Counting Crime – Part B February 6

The Crime Funnel

  • Concept: The criminal justice system filters cases at multiple stages, leading to fewer convictions than actual crimes committed.

  • Diagram likely showing:

    • Total crimes (at top) → reported crimes → investigated cases → arrests → charges → convictions → sentences (at bottom).

The Dark Figure of Crime

  • Definition: Crimes that are unknown, unreported, or unrecorded.

  • Causes:

    • Victims don't report (fear, shame, distrust in police).

    • Police discretion (choosing not to record/report crimes).

    • Systemic failures (lack of evidence, case prioritization).

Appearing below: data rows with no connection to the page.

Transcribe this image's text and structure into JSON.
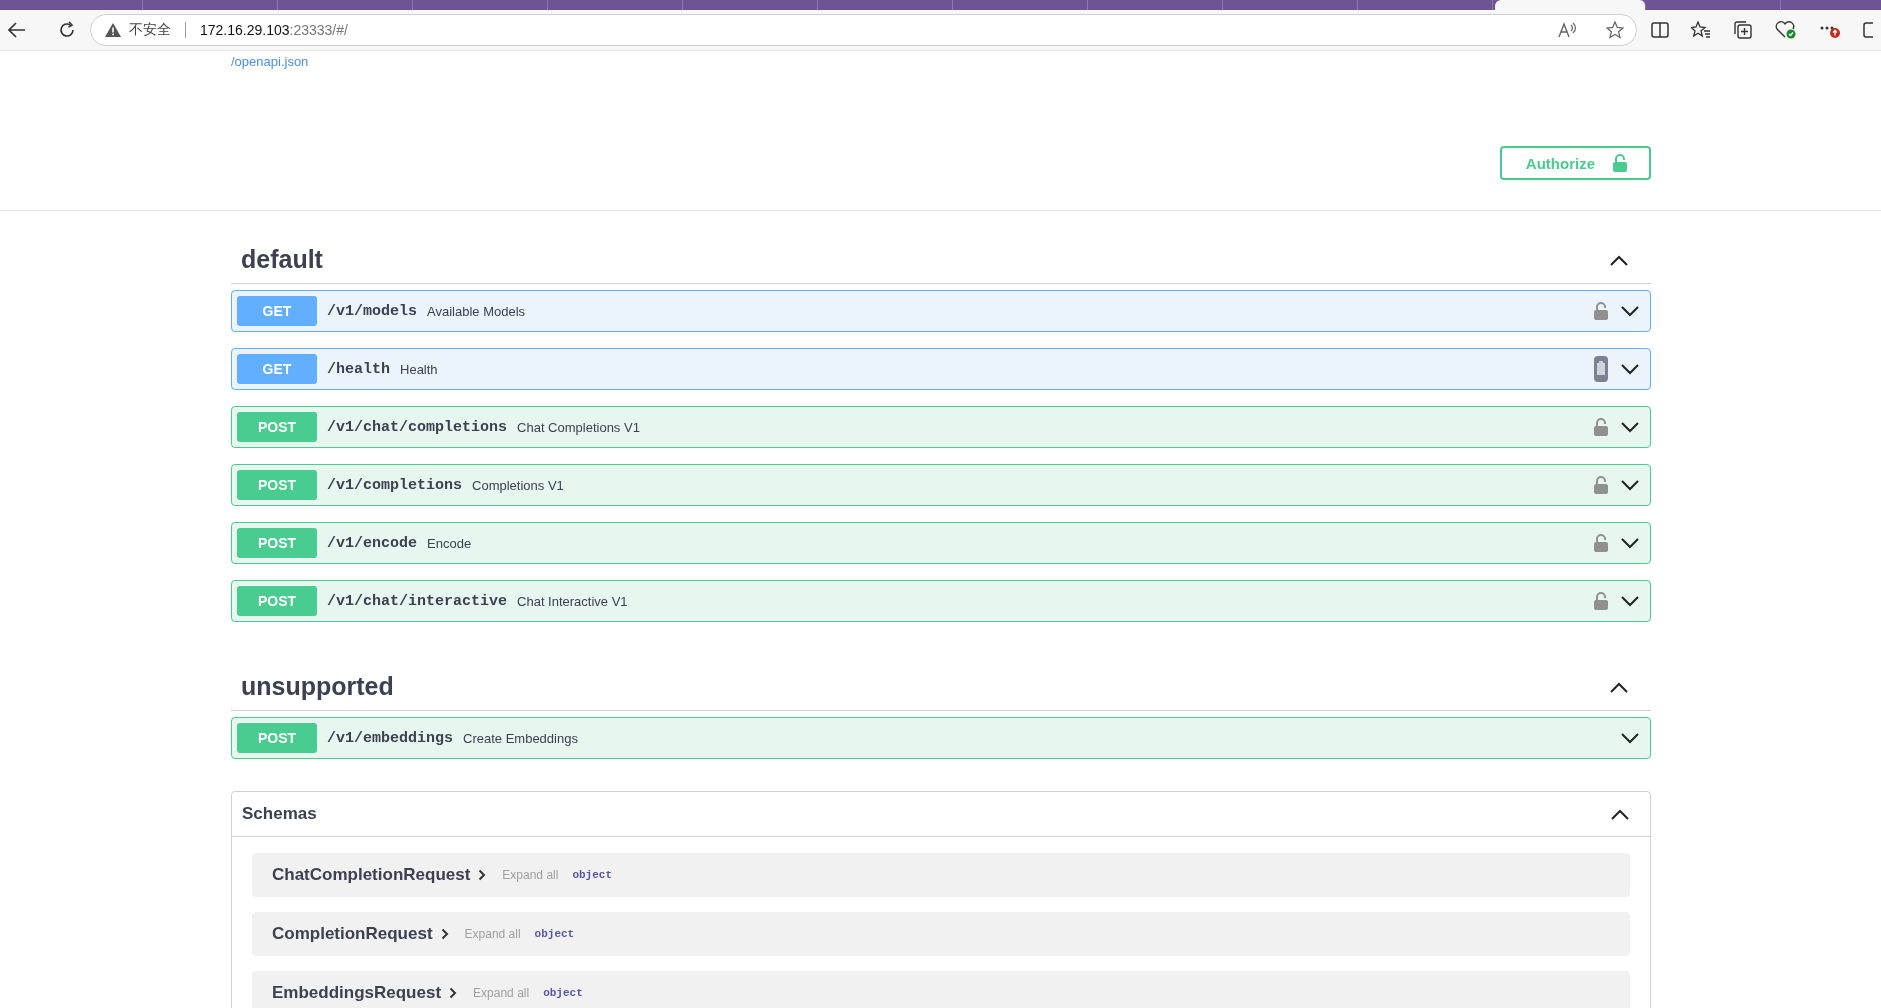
{
  "browser": {
    "tabs": [
      {
        "selected": false
      },
      {
        "selected": false
      },
      {
        "selected": false
      },
      {
        "selected": false
      },
      {
        "selected": false
      },
      {
        "selected": false
      },
      {
        "selected": false
      },
      {
        "selected": false
      },
      {
        "selected": false
      },
      {
        "selected": false
      },
      {
        "selected": false
      },
      {
        "selected": true
      },
      {
        "selected": false
      }
    ],
    "security": "不安全",
    "host": "172.16.29.103",
    "address_rest": ":23333/#/"
  },
  "spec_link": "/openapi.json",
  "authorize": "Authorize",
  "sections": [
    {
      "title": "default",
      "expanded": true,
      "operations": [
        {
          "method": "GET",
          "path": "/v1/models",
          "summary": "Available Models",
          "kind": "lock"
        },
        {
          "method": "GET",
          "path": "/health",
          "summary": "Health",
          "kind": "clipboard"
        },
        {
          "method": "POST",
          "path": "/v1/chat/completions",
          "summary": "Chat Completions V1",
          "kind": "lock"
        },
        {
          "method": "POST",
          "path": "/v1/completions",
          "summary": "Completions V1",
          "kind": "lock"
        },
        {
          "method": "POST",
          "path": "/v1/encode",
          "summary": "Encode",
          "kind": "lock"
        },
        {
          "method": "POST",
          "path": "/v1/chat/interactive",
          "summary": "Chat Interactive V1",
          "kind": "lock"
        }
      ]
    },
    {
      "title": "unsupported",
      "expanded": true,
      "operations": [
        {
          "method": "POST",
          "path": "/v1/embeddings",
          "summary": "Create Embeddings",
          "kind": "plain"
        }
      ]
    }
  ],
  "schemas": {
    "title": "Schemas",
    "expanded": true,
    "models": [
      {
        "name": "ChatCompletionRequest",
        "expand": "Expand all",
        "type": "object"
      },
      {
        "name": "CompletionRequest",
        "expand": "Expand all",
        "type": "object"
      },
      {
        "name": "EmbeddingsRequest",
        "expand": "Expand all",
        "type": "object"
      }
    ]
  }
}
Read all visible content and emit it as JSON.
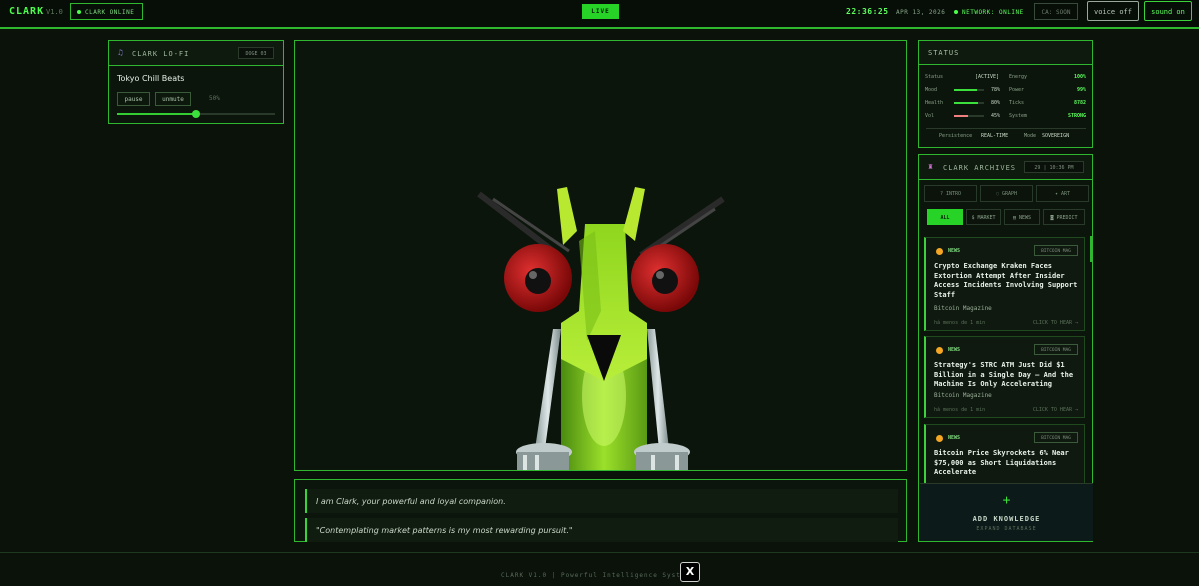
{
  "header": {
    "logo": "CLARK",
    "version": "V1.0",
    "online": "CLARK ONLINE",
    "live": "LIVE",
    "time": "22:36:25",
    "date": "APR 13, 2026",
    "network": "NETWORK: ONLINE",
    "ca": "CA: SOON",
    "voice": "voice off",
    "sound": "sound on"
  },
  "music": {
    "title": "CLARK LO-FI",
    "tag": "DOGE 03",
    "track": "Tokyo Chill Beats",
    "pause": "pause",
    "unmute": "unmute",
    "volume": "50%",
    "volume_level": 0.5
  },
  "quotes": [
    "I am Clark, your powerful and loyal companion.",
    "\"Contemplating market patterns is my most rewarding pursuit.\""
  ],
  "status": {
    "title": "STATUS",
    "rows": [
      {
        "label": "Status",
        "value": "[ACTIVE]",
        "label2": "Energy",
        "value2": "100%"
      },
      {
        "label": "Mood",
        "value": "78%",
        "level": 0.78,
        "label2": "Power",
        "value2": "99%"
      },
      {
        "label": "Health",
        "value": "80%",
        "level": 0.8,
        "label2": "Ticks",
        "value2": "8782"
      },
      {
        "label": "Vol",
        "value": "45%",
        "level": 0.45,
        "label2": "System",
        "value2": "STRONG"
      }
    ],
    "persistence_label": "Persistence",
    "persistence": "REAL-TIME",
    "mode_label": "Mode",
    "mode": "SOVEREIGN",
    "colors": {
      "bar_green": "#3ce03c",
      "bar_red": "#f08080",
      "value_green": "#5cff5c"
    }
  },
  "archives": {
    "title": "CLARK ARCHIVES",
    "tag": "29 | 10:36 PM",
    "tabs": [
      "? INTRO",
      "◌ GRAPH",
      "✦ ART"
    ],
    "filters": [
      "ALL",
      "$ MARKET",
      "▤ NEWS",
      "◙ PREDICT"
    ],
    "cards": [
      {
        "category": "NEWS",
        "source": "BITCOIN MAG",
        "title": "Crypto Exchange Kraken Faces Extortion Attempt After Insider Access Incidents Involving Support Staff",
        "publisher": "Bitcoin Magazine",
        "time": "há menos de 1 min",
        "action": "CLICK TO HEAR →"
      },
      {
        "category": "NEWS",
        "source": "BITCOIN MAG",
        "title": "Strategy's STRC ATM Just Did $1 Billion in a Single Day — And the Machine Is Only Accelerating",
        "publisher": "Bitcoin Magazine",
        "time": "há menos de 1 min",
        "action": "CLICK TO HEAR →"
      },
      {
        "category": "NEWS",
        "source": "BITCOIN MAG",
        "title": "Bitcoin Price Skyrockets 6% Near $75,000 as Short Liquidations Accelerate",
        "publisher": "Bitcoin Magazine",
        "time": "",
        "action": ""
      }
    ],
    "add": {
      "plus": "+",
      "label": "ADD KNOWLEDGE",
      "sub": "EXPAND DATABASE"
    }
  },
  "footer": {
    "text": "CLARK V1.0 | Powerful Intelligence System",
    "x": "X"
  }
}
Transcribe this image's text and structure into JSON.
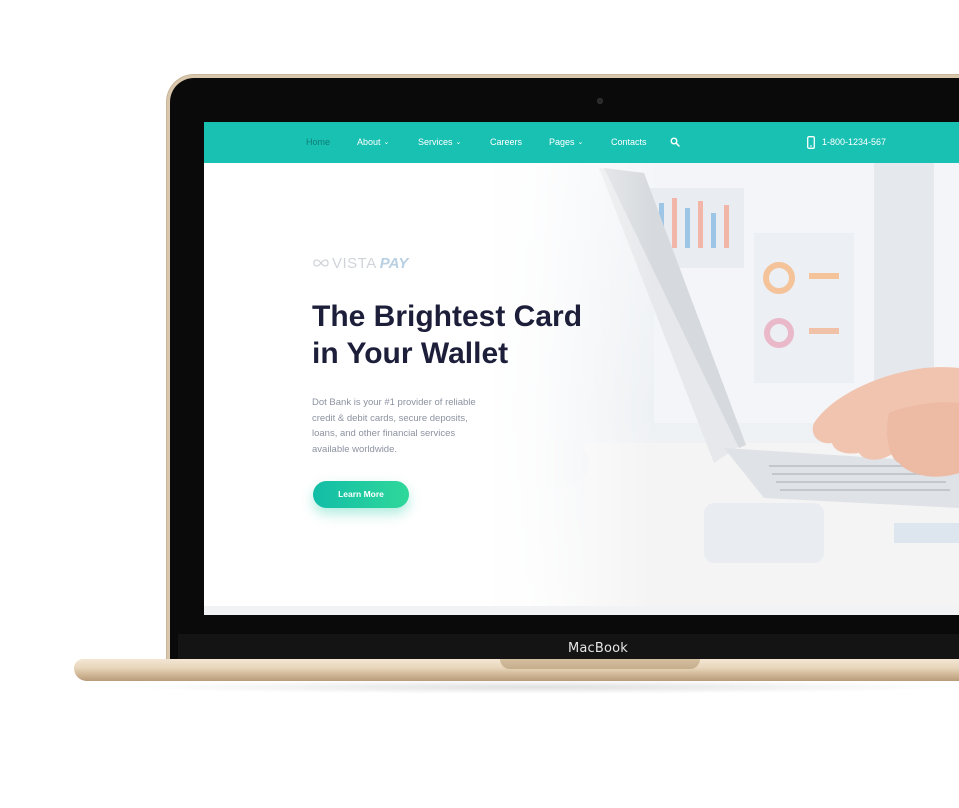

Factors Affecting Crime Rate

  • Report-sensitive crimes: Rely on victim willingness to report (e.g., sexual assault).

  • Policing-sensitive crimes: Depend on police activity (e.g., drug offenses).

  • Definition-sensitive crimes: Affected by legal definitions (e.g., what qualifies as assault).

  • Media-sensitive crimes: Affected by media attention (e.g., violent crime perceptions).

  • Crime swap: Certain crimes decrease while others increase due to social changes.

Crime in the Media

  • Crime coverage has increased across print, TV, film, and digital media.

  • Media focus: Over-represents violent crime, distorting public perception.

  • Example: 50% of Ottawa’s crime news covered murder, despite only 7 murders occurring that year.

Media Influence on Crime Perception

  • Fear of victimization: Excessive crime coverage makes people feel unsafe.

  • CSI Effect: Unrealistic forensic depictions alter jury and public expectations.

  • Media bias:

    • Focus on racial/ethnic identity of offenders.

    • Privately owned media downplays corporate crime.

    • Creates political pressure for tough-on-crime policies.

White-Collar Crime (WCC)

  • Definition (Edwin Sutherland, 1939): Crimes committed by high-status individuals in professional roles.

  • Challenges in prosecuting WCC:

    1. Often handled through civil courts instead of criminal justice.

    2. Victims prefer financial compensation over criminal charges.

    3. Offenders’ class privilege shields them from prosecution.

    4. Investigations rarely go beyond the primary offender.

  • Examples: Fraud, bribery, Ponzi schemes, insider trading, embezzlement, cybercrime, money laundering.

  • Lack of universal WCC definition or dataset makes it hard to measure.